April 30, 2025 at 11:29 AM
Traceability isn’t bureaucracy; it’s survival. In complex systems, knowing why a decision was made, who made it, and what it impacts can be the difference between solving a crisis or magnifying it.
April 30, 2025 at 7:01 AM
Requirements are never the starting point. Needs are. Systems Engineers translate messy, competing stakeholder needs into structured, actionable requirements. If you skip this, you're building the wrong system faster.
April 29, 2025 at 3:56 PM
A system is more than the sum of its parts because the interactions between parts define the outcome. Systems Engineering is the discipline of designing those interactions intentionally, not accidentally.
April 29, 2025 at 11:25 AM
Systems Engineering isn’t about controlling complexity; it’s about designing it. Every interface, requirement, and trade-off either compounds chaos or builds coherence. Master complexity; don’t fear it.
April 29, 2025 at 7:02 AM
But that’s the beauty of it: systems engineering isn’t about avoiding compromise, it’s about orchestrating it. It’s leadership in disguise. Every trade-off is a chance to align people, purpose, and possibility. What’s the hardest trade-off you’ve ever made?
April 25, 2025 at 3:37 PM
And the cruel part is: even “good” compromises age poorly. As context shifts (new technologies emerge, budgets tighten, people leave...) the trade-offs you made yesterday become today’s liabilities. Systems engineering is the art of betting on resilience, not perfection.

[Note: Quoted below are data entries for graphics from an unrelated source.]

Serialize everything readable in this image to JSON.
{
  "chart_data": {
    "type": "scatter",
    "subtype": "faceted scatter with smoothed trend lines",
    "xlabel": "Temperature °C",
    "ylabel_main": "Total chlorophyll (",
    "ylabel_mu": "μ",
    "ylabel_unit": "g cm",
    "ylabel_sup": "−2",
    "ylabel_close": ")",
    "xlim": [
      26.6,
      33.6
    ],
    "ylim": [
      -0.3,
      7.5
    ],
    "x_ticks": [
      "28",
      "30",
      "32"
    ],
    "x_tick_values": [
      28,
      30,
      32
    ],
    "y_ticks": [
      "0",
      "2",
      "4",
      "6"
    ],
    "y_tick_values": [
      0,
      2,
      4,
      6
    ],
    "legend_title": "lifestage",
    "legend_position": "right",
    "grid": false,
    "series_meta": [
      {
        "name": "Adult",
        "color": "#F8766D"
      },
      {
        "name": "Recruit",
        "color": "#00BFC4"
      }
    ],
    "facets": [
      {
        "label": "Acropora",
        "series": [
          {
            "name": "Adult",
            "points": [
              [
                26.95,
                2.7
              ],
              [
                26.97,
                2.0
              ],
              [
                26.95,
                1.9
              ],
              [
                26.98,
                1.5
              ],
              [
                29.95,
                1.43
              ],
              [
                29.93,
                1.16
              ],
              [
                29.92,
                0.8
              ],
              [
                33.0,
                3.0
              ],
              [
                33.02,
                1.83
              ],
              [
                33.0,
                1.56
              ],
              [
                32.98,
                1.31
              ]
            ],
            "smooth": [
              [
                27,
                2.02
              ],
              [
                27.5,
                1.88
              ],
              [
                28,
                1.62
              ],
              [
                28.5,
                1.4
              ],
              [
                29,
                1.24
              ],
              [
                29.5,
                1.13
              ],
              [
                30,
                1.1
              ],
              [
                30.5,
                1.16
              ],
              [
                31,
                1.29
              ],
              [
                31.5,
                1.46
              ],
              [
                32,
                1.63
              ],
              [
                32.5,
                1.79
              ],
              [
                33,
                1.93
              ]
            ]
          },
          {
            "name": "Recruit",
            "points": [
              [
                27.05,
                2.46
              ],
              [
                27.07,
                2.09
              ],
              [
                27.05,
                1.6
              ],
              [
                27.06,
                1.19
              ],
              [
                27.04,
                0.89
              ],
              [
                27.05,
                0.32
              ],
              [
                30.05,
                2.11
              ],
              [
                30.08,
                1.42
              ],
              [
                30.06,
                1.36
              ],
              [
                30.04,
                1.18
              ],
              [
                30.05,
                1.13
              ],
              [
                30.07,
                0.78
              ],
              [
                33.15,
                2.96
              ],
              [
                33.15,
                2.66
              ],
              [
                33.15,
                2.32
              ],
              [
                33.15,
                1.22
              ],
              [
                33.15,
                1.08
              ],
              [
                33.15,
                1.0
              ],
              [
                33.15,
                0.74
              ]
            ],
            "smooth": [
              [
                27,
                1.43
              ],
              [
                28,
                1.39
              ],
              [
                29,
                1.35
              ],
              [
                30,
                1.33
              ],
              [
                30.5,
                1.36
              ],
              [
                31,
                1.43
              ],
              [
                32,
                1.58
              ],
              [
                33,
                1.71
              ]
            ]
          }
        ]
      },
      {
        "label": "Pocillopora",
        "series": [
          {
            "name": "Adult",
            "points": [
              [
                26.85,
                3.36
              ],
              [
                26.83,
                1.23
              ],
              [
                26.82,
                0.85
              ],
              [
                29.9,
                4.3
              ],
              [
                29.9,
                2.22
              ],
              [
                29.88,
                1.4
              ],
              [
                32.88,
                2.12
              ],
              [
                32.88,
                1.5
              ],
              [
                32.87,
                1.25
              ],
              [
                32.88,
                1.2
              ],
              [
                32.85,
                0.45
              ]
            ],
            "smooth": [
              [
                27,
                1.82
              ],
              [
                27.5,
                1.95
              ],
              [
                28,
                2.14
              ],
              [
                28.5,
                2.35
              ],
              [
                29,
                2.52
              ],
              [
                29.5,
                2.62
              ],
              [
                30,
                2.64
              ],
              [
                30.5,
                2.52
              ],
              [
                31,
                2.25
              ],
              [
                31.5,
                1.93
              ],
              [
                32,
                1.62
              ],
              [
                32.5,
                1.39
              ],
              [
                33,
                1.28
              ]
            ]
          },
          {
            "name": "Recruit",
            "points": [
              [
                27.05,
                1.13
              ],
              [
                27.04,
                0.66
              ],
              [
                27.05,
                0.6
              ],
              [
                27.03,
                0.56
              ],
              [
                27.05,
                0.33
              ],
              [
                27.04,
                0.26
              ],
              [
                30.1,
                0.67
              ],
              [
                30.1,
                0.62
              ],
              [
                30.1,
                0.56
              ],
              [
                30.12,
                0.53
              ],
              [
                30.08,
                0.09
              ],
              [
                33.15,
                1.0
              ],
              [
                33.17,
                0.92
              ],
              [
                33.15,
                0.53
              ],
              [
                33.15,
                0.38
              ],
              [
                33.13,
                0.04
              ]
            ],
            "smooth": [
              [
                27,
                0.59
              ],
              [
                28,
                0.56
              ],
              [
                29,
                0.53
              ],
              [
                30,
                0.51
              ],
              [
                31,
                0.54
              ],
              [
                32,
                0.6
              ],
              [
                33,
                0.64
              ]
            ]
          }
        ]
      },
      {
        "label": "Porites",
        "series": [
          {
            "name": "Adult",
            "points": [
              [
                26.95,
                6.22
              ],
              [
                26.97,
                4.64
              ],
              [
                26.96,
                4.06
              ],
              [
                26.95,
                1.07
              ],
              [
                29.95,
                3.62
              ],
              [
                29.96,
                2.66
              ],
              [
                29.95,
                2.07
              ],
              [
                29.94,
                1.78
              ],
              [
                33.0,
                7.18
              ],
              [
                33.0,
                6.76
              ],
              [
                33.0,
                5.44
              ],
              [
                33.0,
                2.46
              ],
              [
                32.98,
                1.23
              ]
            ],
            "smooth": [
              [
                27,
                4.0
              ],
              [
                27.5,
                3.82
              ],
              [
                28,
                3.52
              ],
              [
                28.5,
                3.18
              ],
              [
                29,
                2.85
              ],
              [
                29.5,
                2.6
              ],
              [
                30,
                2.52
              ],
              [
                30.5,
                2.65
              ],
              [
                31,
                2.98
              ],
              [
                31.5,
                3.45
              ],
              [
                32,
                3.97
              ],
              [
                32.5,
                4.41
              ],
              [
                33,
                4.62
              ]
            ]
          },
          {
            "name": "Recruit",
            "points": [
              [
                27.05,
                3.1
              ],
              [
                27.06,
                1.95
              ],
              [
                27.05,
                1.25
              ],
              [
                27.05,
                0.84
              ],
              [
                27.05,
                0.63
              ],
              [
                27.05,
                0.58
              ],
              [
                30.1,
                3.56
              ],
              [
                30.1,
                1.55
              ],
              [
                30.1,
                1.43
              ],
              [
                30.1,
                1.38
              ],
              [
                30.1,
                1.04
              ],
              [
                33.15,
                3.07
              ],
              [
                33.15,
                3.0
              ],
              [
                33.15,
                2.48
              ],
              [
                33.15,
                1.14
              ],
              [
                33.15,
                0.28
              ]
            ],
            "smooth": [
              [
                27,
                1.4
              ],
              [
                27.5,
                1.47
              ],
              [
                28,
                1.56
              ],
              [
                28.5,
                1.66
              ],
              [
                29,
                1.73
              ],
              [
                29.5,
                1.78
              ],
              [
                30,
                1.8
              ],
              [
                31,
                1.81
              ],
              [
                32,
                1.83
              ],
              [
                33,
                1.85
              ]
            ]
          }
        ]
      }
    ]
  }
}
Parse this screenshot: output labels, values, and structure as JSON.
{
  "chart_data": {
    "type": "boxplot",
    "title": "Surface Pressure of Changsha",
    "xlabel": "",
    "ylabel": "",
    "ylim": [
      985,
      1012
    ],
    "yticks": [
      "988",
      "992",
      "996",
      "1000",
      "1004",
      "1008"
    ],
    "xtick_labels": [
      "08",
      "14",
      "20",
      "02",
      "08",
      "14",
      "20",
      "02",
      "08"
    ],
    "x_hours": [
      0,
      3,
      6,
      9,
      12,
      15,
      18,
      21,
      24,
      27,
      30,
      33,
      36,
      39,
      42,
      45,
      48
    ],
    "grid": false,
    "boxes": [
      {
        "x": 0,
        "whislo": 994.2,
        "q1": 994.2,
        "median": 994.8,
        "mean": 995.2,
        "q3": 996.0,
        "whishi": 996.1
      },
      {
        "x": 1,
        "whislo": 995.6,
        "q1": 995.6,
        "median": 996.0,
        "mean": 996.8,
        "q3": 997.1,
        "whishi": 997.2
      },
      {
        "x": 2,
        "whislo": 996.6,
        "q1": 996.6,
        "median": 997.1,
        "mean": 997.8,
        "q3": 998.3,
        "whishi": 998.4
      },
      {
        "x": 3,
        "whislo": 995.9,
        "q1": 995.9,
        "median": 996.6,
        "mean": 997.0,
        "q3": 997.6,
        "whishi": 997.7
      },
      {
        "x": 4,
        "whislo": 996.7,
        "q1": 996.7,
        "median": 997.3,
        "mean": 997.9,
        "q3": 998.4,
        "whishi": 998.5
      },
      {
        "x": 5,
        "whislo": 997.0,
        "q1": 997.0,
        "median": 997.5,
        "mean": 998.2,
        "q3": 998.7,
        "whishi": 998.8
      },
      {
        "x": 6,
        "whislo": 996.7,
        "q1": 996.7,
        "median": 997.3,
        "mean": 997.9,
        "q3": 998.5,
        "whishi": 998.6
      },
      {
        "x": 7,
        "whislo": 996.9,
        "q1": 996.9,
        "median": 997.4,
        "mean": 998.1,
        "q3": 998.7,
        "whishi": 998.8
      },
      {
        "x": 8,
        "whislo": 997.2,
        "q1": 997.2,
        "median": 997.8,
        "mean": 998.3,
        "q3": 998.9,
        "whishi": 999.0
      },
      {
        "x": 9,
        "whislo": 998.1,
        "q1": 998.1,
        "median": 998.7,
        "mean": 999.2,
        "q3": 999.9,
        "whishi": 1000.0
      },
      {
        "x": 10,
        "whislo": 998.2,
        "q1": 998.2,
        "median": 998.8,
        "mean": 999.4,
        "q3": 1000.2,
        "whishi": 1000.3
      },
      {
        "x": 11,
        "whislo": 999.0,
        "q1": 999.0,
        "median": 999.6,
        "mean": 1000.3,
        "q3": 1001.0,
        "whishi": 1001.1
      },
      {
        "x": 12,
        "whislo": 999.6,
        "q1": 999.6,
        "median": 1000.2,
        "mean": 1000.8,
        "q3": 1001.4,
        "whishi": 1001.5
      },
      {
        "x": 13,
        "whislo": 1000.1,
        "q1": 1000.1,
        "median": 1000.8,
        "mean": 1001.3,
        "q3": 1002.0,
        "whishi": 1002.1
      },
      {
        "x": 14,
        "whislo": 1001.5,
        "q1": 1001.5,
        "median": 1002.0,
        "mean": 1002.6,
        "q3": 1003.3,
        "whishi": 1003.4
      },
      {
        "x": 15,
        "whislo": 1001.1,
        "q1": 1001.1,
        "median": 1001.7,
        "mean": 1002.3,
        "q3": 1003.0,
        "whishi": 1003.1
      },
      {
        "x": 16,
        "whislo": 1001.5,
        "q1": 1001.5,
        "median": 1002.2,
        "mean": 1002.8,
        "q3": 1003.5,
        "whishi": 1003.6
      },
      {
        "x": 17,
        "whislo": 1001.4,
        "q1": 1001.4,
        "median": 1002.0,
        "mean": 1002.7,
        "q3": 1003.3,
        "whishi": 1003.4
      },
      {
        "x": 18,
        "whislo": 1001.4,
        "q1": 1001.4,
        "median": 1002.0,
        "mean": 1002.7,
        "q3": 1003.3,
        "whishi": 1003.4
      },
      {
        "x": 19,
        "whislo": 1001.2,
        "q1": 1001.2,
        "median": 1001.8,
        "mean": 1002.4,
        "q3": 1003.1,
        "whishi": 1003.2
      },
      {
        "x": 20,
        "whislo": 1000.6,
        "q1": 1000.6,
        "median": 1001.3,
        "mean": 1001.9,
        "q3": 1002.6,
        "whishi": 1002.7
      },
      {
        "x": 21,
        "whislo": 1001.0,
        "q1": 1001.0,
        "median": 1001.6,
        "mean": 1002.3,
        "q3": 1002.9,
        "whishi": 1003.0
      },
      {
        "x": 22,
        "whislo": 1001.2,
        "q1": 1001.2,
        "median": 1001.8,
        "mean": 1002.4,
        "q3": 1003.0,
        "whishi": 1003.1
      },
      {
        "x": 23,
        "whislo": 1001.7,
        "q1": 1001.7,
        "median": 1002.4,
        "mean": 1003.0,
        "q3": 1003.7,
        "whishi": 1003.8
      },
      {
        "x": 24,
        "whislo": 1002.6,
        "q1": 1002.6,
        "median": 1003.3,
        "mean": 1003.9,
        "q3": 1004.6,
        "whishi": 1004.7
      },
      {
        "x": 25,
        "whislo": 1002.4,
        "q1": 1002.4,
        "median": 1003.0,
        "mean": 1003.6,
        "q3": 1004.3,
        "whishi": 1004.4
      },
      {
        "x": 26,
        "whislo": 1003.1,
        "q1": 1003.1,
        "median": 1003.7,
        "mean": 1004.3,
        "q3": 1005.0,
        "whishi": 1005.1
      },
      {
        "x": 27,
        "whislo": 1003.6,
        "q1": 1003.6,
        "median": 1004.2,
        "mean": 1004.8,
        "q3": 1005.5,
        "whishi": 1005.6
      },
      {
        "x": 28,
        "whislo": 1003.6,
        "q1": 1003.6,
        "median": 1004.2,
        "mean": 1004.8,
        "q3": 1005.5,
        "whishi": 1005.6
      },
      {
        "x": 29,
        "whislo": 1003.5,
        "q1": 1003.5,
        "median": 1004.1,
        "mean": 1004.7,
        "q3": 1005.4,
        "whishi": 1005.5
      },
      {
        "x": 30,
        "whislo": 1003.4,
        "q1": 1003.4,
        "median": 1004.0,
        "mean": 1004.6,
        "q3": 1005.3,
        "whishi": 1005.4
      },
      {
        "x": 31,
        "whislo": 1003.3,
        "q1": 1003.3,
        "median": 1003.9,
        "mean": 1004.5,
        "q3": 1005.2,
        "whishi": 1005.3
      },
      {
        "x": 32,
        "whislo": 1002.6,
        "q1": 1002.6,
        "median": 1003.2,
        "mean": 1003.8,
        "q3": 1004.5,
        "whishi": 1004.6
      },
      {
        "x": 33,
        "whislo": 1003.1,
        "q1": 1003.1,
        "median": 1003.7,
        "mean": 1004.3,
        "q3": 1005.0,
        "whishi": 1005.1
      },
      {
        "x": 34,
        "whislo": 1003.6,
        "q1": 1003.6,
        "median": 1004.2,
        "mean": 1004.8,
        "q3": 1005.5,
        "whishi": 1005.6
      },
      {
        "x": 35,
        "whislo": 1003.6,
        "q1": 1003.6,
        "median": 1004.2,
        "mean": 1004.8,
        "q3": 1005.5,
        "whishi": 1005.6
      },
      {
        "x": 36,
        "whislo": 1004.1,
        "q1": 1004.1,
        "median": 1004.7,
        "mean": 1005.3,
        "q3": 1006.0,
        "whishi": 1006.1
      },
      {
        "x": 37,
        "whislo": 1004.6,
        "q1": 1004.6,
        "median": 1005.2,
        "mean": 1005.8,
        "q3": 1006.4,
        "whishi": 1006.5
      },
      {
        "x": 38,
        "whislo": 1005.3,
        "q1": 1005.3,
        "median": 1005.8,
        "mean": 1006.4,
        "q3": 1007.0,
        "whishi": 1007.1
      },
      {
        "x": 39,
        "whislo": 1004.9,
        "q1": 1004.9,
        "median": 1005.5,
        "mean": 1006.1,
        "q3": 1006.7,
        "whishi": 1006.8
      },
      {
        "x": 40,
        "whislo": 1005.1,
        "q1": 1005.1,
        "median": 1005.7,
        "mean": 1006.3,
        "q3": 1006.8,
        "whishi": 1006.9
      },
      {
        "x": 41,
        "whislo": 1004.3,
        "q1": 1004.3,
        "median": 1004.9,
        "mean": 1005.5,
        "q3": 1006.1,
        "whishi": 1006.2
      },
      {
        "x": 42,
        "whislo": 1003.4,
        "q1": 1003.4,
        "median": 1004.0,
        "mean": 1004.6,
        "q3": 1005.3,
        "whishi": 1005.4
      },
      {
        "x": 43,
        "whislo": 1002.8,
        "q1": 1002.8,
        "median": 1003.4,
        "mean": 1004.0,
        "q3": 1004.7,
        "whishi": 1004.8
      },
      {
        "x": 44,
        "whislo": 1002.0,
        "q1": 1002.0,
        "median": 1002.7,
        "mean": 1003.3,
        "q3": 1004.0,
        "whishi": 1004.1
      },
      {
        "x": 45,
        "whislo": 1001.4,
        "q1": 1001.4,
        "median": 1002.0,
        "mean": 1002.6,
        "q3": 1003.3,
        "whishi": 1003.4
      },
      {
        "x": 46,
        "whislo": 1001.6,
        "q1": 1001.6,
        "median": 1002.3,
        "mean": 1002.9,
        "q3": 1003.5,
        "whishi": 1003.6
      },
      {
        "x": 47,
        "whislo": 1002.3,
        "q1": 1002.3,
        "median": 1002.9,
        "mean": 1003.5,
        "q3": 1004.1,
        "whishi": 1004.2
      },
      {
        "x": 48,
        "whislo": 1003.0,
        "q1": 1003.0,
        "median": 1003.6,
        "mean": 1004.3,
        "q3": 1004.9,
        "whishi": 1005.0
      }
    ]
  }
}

April 25, 2025 at 11:35 AM
Systems engineering is not neutral. You’re constantly choosing which trade-off hurts less: performance, schedule, money, or team morale. You don’t get a win; just a manageable compromise.
April 25, 2025 at 7:20 AM
Work packages also encode socio-technical alignment. If your WPs don’t reflect both your system’s architecture and your team’s structure, you’re building friction into coordination itself.
April 23, 2025 at 3:31 PM
Work packages are where integration risk hides. Misaligned assumptions at interfaces cost more than internal inefficiencies. Define boundaries with precision, or pay for it downstream.
April 23, 2025 at 11:29 AM
What’s a "work package"? Not just a task list; it’s a boundary of responsibility, interface, and deliverable scope. Critical in large-scale collaborations.
April 23, 2025 at 7:01 AM
In collaborative builds (especially with in-kind partners) interfaces are the fault lines. Clear interface control isn’t bureaucracy. It’s the minimum viable trust contract across borders.
April 22, 2025 at 3:56 PM
Interface ≠ just flanges and fasteners. It’s where mechanical, electrical, thermal, and even logistical assumptions collide. Define it poorly, and you get things that fit but don’t work.
April 22, 2025 at 11:25 AM
What’s the most underrated systems engineering principle? For me: interface definition. Neglect it, and you get a beautiful chaos of tightly-coupled dependencies and/or orphan scope.